Last week, I had the realization that I’d been feeling depressed for a couple of weeks, not just the couple of days I could name it. I wouldn’t say a switch went off and I woke up one morning in a different place, but I am feeling less enshrouded in a cloud of apathy and “meh.”
Yesterday, I had the realization that I’ve been carrying around something since a very young age, and I’m only now feeling the true weight of it, and how much it slows me down.
On a run last week, I approached a man and woman on the path giving their kids piggy-back rides. The woman quickened into a trot—I wasn’t yet close enough to hear but I’m guessing her little girl said “giddy-up” and “faster, Mommy!” As I ran past them, I could hear the little girl say, “You’re not running fast like her!” And the mom said, “Because I’m carrying you!”
It’s easy (well, it’s certainly easy for me) to watch people in totally different phases or circumstances or life seem to rush by me. Sometimes, it seems they have rockets in their shoes, they’re so far ahead.
But what if it’s not about what they do have, but about what is burdening me?
And not to make it seem trivial, but if there is something burdening me, I actually have the chance to do something about it, rather than just be jealous that someone else has something that I don’t have.
I’ll pause here for a second and mention, that this have/have not discussion will remain in the mental/spiritual realm. If this were about any other sort of disparity based on race, gender, socio-economic status, etc., my thesis would basically be the opposite.
The exact details of my little epiphany yesterday aren’t super important, but I’ll share in case it’s helpful to anyone. Each Monday morning, I spend some time with Jen Louden’s Oasis group, the foundation of which is an audio recording full of meditations, prompts, and reflections. Yesterday, she asked us to think about when in our lives we were told it wasn’t okay to shine (shine meaning being our authentic, true selves unafraid of putting ourselves into the world).
I tried to think back to a specific moment, and I couldn’t really come up with anything. What I did feel, was that starting from a very young age, that I had been handed a bunch of very heavy rocks, each with an expectation on them. That I will do well in school, that I’m smart, that I’m “good”, that I’m good.
Oh, that “be good” rock is especially heavy.
My interpretation of shining somehow—again I don’t think because of one specific instance—got tied to being successful. Being praised. Not disappointing.
I know about myself, even now, how much of my anxiety can be traced to this.
But this visualization was the first time I realized just how young I was and just how heavy the burden is and just how long I’ve been carrying around those rocks thinking I was responsible for them.
Now, I’d like to tell you that I could immediately throw those rocks down, straighten up to my full height, and say, “No more!” in triumph.
But when you’ve been carrying something for so long, it feels a part of you.
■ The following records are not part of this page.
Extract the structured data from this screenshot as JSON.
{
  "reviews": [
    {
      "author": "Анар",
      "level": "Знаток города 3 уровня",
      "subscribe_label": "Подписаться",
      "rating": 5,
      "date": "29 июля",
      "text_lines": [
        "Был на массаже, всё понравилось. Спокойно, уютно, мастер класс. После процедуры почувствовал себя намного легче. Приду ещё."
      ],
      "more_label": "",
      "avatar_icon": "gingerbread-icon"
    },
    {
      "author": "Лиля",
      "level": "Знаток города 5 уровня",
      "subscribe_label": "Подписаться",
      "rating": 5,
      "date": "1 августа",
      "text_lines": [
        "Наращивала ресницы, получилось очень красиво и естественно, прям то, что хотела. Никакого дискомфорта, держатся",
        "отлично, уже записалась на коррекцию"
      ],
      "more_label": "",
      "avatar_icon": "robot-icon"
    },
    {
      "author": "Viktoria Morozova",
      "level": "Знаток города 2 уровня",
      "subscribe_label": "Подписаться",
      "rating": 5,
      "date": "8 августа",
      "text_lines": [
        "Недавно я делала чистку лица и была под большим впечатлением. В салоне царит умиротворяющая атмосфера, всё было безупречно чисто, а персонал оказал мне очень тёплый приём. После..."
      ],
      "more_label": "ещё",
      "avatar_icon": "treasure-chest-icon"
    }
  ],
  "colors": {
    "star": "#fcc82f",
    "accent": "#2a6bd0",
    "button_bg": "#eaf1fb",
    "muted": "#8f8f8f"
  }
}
In fact, I think some of these rocks have embedded into my skin, so it will take some careful surgery to remove them.
And then, the deeper question—what would I do, who would I be, if not the person who carries around these rocks?
Even writing this I get a bit of a shiver of fear, guilt, shame—deep emotions that connect to that little girl inside of me who thinks she has to accept these rocks.
Because some of these rocks have led to success. Accomplishing goals.
But am I giving the rocks too much credit? If my values are such that I will set myself up for success and be goal-oriented, then perhaps I don’t need that rock to tell me to. Perhaps then I can go about my life in a way that is more full of ease and freedom.
Not easy. Not without struggle and hardship and weight.
But at least without adding anything extra to the fact that life is hard enough, already.